Ahilik müessesinden yola çıkılarak ortaya konulacak insan modeli için fayda ençoklaştırma gibi bir nosyonun mevcut olmadığı çok rahatlıkla söylenebilir. Tabakoğlu da bu durumu ifade etmektedir. Ona göre, Batı iktisadının insan tipi olan homo economicusun somut hali burjuvada ortaya çıkmaktadır. Burjuva ve ahi arasındaki temel fark kişisel çıkar dürtüsüyle hareket edip etmemektir. Ayrıca bu ayrım, ahi zihniyetine sahip olan toplumumuzun kapitalistleşememesinin izahında kullanılmaktadır (Tabakoğlu, 2005, s.47).

Tabakoğlu’nun insana dair yaklaşımında bir diğer önemli ayrım noktası, toplum ve birey meselelerinde durduğu nokta olmuştur. Daha öncesinde de bahsedildiği üzere, homo economicus varsayımı atomistik bir birey anlayışına dayanmaktadır.

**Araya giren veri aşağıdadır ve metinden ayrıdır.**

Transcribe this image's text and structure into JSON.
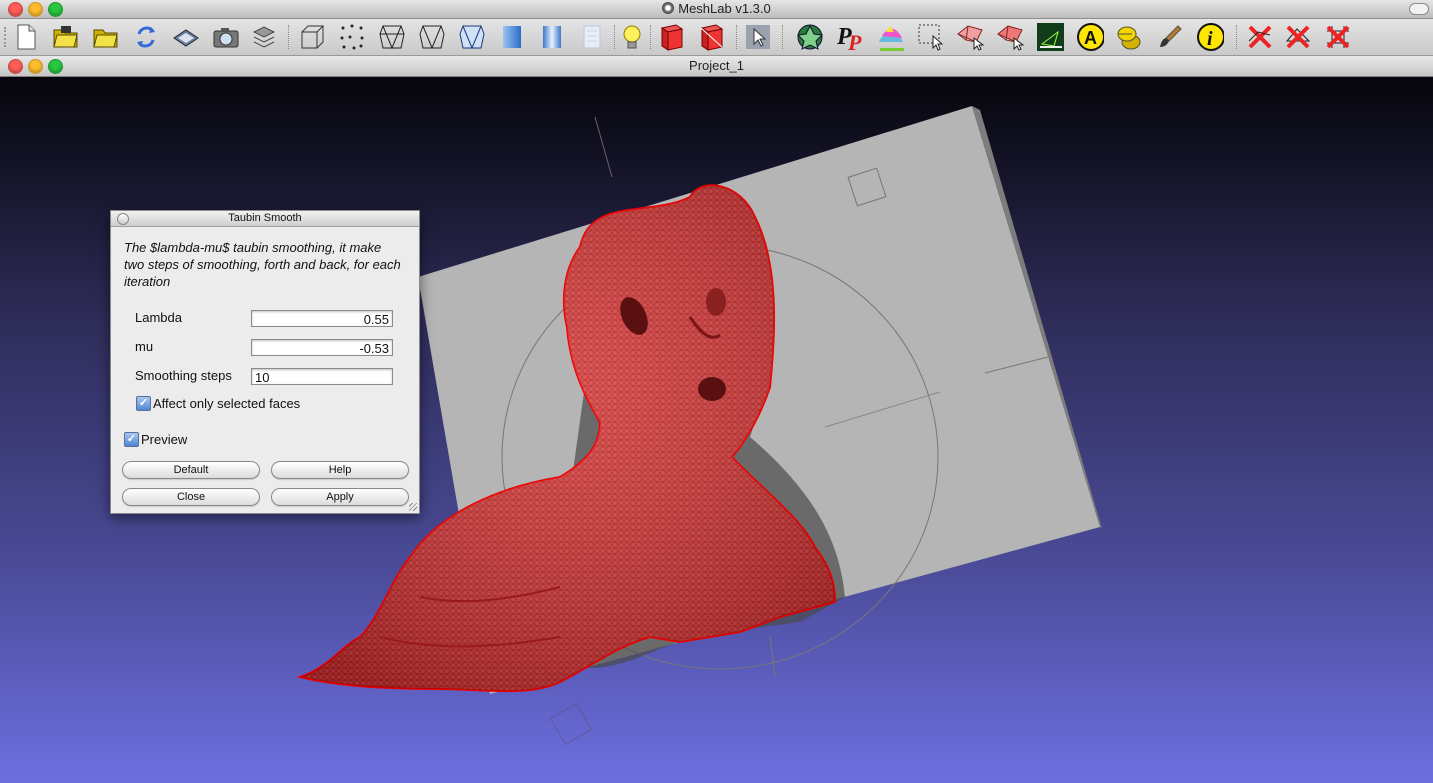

Öte yandan, bu varsayımı kabul etmeyenler insanın sosyal yönüne işaret etmekte ve onu homo sociologicus olarak tanımlamaktadırlar. Yani kabaca ifade edilecek olursa, insan-cemiyet ilişkisini belirlemede yaygın olan iki akım vardır. Bunlar bireyci ve toplumcu anlayışlardır. Tabakoğlu ise bunların arasında şahsiyetçi bir anlayışa sahiptir.

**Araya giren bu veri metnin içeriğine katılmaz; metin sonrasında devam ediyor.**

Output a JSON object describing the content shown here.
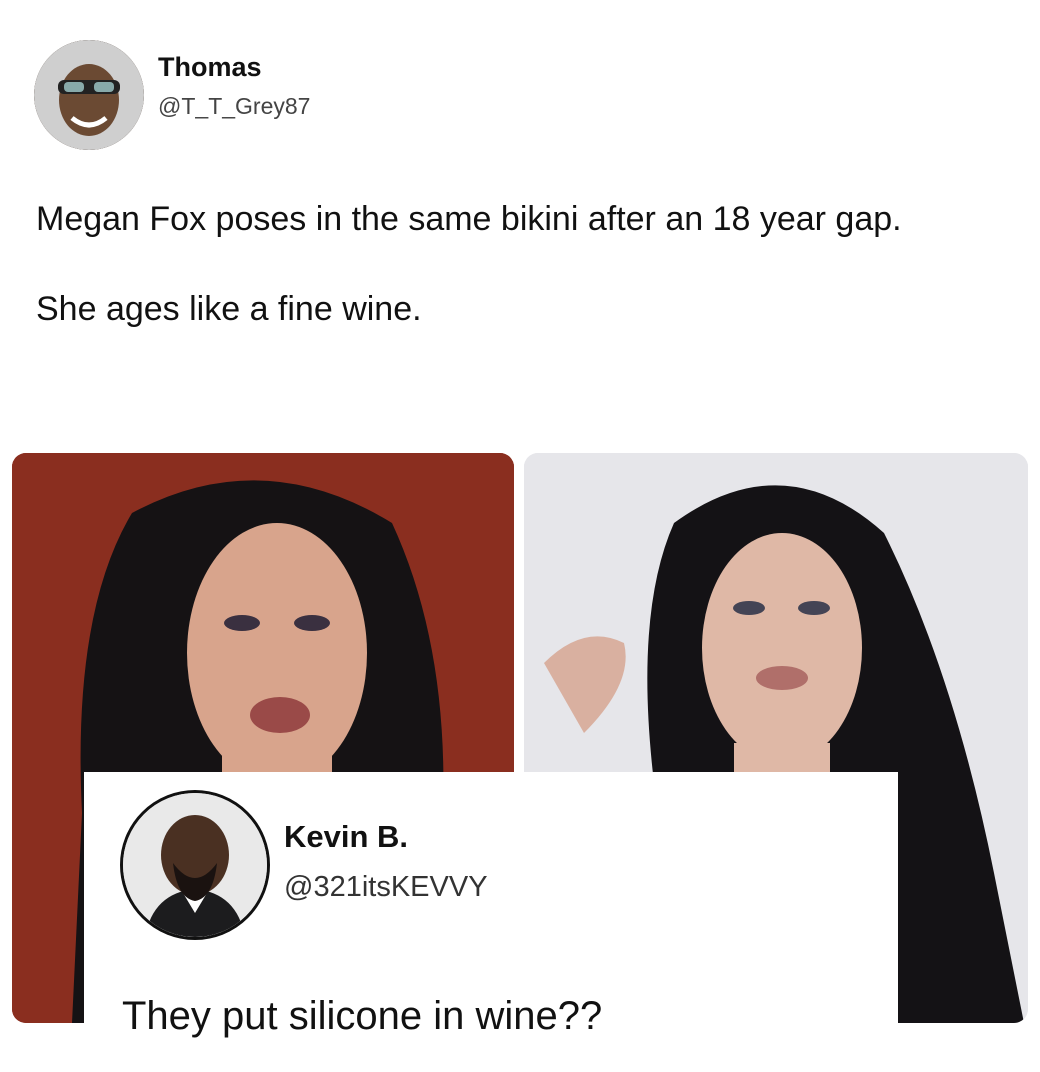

Ona göre bireyci anlayış, insanı toplumun üstünde bir konuma yerleştirmesinden ötürü İslam’ın emirlerine tezat teşkil etmektedir. Kişiler, Allah’a karşı olan sorumluluklarının yanı sıra beraber yaşadığı insanlara karşı da belli sorumluluklara sahiptirler. Bunların görmezden gelinmesi kabul edilemeyecek bir durumdur. Fakat toplumcu anlayışın sahip olduğu, kişileri bütünün sıradan bir parçası görüp onların üstünde mutlak otorite olarak toplumu kabul etmek de İslam’ın ortaya koyduğu nizama aykırı olmaktadır. Şahsiyetçilik ise bu iki anlayışın arasında, ifrat ve tefrite kaçmadan, kişiyi topluma ezdirmeden hak ettiği yeri vererek, bireyi ise topluma karşı yükümlülüklerini yerine getirmesi noktasında teşvik ederek orta noktayı temsil etmektedir. Bu nedenle Tabakoğlu, şahsiyetçiliğin İslam’ın öngördüğü birey toplum ilişkileri ile örtüştüğünü belirtmektedir (Tabakoğlu, 2013, s.259). Şahsiyetçi yaklaşımın önemli taraflarından biri insanın kişisel tekamülü için gerekli mücadeleyi, toplum hayatı içerisinde göstermesini salık vermesidir. Kişilerin vereceği bu mücadele sonucu samimiyet elde edilecek ve bu da davranışların değer kazanması için gereken şeyi sağlayacaktır. Böylelikle kişiler, hem kendileri hem de içerisinde bulundukları cemiyet için yararlı işler yapabilme imkanına kavuşacaklardır.

Kendi faydalarını, diğer insanların faydasının üstüne koymayacaklardır. İnfak adı altında yapılan ibadetler, aslında bu anlayışın bir tezahürü olmaktadır (Tabakoğlu, 2013, s.259).

Şahsiyetçilik kavramı ilerleyen kısımlarda daha detaylı tartışılacaktır.